Until the latest lockdown was announced, it seemed that the government’s measures to keep a COVID induced economic meltdown at bay were working.
But whether they will continue to work will depend on the length of the current outbreak and, in particular, the government’s capacity and appetite to sustain economic relief measures, national economic researcher Berl says.
Prior to the latest outbreak, GDP and employment were growing reasonably quickly, and the unemployment rate fell to about the lowest it is likely to go. The spectres at the feast became inflation and supply-side constraints.
Berl is not convinced that it will be a temporary issue.
“The question is where the labour force for further growth will come from. With only four percent of the labour force out of work, but ready for and actively seeking a job, it is difficult to imagine how employment can continue to grow.
“Many unemployed people will have skills that the market wants but can’t find work because they don’t live where their skills are in demand. Others may find themselves in a benefits trap, whereby taking a job is an unattractive option for their family once the costs of travel to work and other related costs are considered.
“Market conditions might entice some people back into the labour market. But the opportunities for employers to recruit from the current labour market are likely to be limited.
“Instead, they will most probably need to entice workers from other employers by increasing wages and salaries or find ways of increasing the productivity of their existing workforce.
“The trouble is, however, that New Zealand has a poor record of productivity growth, and the likely outcome could be wage inflation with limited economic benefit.”
The IMF is also worried about constraints on world economic growth Meanwhile, the July 2021 World Economic Outlook from the International Monetary Fund implies that New Zealand is not alone in facing the risks.
Prior to the latest covid lockdown, Berl was relatively optimistic about the prospects for the New Zealand economy.

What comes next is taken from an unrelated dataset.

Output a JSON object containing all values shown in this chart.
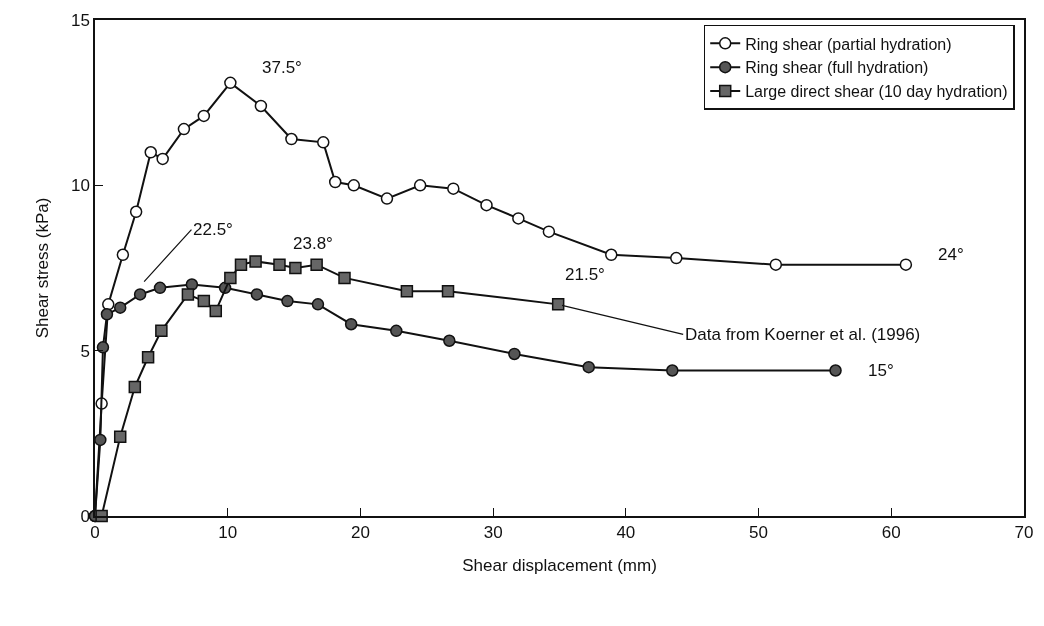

However, the latest outbreak of the Delta strain of covid, has dampened their optimism. It is still early days in the current outbreak, and impossible to have any degree of certainty about how the New Zealand economy will perform.
The future remains highly uncertain for the tourism industry, particularly in the short-term. During the first level four lockdown in 2020, industry output dropped to just 11 percent of its pre-covid levels.
Longer term, with vaccination rates domestically and internationally increasing, New Zealand can expect the number of visitors to steadily increase. However, it might be a number of years before tourism reverts back to pre-pandemic levels.
For the first time since March 1999, the balance of trade in services went into a deficit, which amounted to $2.3 billion in March 2021.
Tourism exports are expected to be higher for the June 2021 quarter thanks to the opening of travel bubbles with Australia and the Cook Islands. However, the recent spread of the Delta variant leaves the future shrouded in uncertainty.